Chapter 9, Problem 9.1RP

To determine

The principal stresses at point A.

Answer to Problem 9.1RP

The principal stresses at point A $\left({\sigma }_1\right)$ and $\left({\sigma }_2\right)$ are $\underset{\_}{119\text{psi}}$ and $\underset{\_}{-119\text{psi}}$.

Explanation of Solution

Calculate the normal stress $\left({\sigma }_A\right)$ acting at point A using the relation:

${\sigma }_A=\frac{M_{y}z}{I_y}$ (1)

Here, $M_y$ is the moment in y-direction, z is the distance in z-direction from centroid to point A, and $I_y$ is the moment of inertia.
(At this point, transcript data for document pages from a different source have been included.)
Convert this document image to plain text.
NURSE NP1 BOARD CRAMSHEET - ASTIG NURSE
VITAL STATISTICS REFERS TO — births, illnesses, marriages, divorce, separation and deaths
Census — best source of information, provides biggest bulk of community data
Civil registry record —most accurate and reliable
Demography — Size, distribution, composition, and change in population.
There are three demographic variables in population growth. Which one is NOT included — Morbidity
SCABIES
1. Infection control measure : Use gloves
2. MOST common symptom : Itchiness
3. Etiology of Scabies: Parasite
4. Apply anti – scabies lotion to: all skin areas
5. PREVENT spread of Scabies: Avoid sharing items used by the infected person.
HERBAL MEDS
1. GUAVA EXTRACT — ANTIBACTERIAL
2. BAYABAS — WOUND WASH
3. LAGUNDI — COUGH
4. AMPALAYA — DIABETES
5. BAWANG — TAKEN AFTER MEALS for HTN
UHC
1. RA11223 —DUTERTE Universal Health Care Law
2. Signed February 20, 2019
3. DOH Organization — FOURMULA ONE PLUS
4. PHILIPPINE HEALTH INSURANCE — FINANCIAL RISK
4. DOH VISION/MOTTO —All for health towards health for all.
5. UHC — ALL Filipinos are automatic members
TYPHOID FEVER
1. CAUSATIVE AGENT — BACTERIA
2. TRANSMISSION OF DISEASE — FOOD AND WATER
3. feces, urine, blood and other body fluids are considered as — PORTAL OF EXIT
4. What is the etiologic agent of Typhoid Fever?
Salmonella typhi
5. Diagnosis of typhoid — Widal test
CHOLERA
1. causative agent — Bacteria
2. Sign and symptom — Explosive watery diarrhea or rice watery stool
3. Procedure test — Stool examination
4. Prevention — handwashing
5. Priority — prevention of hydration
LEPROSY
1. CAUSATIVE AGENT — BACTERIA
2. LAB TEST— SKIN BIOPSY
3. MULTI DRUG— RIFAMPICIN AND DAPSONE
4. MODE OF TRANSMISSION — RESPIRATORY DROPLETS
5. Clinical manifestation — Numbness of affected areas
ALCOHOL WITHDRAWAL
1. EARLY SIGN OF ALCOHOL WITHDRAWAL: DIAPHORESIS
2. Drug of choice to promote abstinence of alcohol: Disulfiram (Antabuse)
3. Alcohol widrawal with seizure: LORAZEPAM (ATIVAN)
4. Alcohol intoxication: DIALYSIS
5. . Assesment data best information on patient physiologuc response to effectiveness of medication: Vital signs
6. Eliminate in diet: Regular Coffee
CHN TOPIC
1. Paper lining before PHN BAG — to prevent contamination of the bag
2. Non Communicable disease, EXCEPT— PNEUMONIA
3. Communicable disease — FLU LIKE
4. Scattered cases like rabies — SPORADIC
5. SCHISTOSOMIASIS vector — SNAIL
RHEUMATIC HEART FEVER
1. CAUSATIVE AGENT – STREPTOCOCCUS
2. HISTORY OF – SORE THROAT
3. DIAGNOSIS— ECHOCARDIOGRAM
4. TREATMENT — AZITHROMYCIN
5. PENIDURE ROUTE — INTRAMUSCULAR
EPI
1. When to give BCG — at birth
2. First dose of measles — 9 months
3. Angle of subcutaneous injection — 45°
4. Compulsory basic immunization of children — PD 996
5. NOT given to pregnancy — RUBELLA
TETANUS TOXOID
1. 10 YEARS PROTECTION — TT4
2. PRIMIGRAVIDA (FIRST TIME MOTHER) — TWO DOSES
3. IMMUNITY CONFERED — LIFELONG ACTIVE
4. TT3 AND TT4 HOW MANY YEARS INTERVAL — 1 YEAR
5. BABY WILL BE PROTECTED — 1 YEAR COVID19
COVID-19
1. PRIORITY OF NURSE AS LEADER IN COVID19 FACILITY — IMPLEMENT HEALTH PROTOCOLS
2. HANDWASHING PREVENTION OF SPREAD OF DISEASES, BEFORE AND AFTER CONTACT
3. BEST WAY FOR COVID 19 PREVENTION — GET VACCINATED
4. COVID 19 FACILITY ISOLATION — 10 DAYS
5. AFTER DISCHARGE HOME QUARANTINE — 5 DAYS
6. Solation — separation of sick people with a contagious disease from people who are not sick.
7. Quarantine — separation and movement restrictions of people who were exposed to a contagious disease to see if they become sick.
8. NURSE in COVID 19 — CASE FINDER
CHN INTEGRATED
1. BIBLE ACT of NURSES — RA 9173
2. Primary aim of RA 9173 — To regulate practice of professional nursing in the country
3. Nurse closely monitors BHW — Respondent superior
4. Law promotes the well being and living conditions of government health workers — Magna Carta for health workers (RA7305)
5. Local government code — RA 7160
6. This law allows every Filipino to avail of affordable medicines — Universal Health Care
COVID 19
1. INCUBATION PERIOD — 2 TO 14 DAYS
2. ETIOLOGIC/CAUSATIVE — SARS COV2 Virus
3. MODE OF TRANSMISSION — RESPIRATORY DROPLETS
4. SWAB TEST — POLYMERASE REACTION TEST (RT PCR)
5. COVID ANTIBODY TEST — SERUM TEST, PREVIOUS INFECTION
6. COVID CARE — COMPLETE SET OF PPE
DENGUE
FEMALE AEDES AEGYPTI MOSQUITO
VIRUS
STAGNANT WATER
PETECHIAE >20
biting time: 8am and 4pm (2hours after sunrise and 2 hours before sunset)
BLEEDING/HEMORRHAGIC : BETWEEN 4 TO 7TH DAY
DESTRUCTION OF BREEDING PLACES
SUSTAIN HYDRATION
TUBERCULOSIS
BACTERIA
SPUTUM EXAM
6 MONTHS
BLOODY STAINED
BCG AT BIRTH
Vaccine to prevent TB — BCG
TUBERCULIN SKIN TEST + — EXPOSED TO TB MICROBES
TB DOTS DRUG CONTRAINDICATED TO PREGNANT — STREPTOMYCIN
Sketch the internal forces and moment in free body diagram at point A as shown in Figure 1.

Apply Equilibrium equations to find the value of moment at point A.

Sum of moments in y-direction is equal to 0.

$\begin{array}{l}\Sigma M_y=0\\ M_y-\left(20\times 10\right)=0\\ M_y=200\text{lb}\cdot \text{in}\end{array}$

Sum of moments in x-direction is equal to 0.

$\begin{array}{l}\Sigma M_x=0\\ T_x+\left(20\times 12\right)=0\\ T_x=240\text{lb}\cdot \text{in}\end{array}$

Sum of forces in z-direction is equal to 0.

$\begin{array}{l}\Sigma V_z=0\\ V_z-20=0\\ V_z=20\text{lb}\end{array}$

Find the moment of inertia of the section $\left(I\right)$:

Outer radius of the pipe is 1.5 in. and the inner radius of the pipe is 1.375 in.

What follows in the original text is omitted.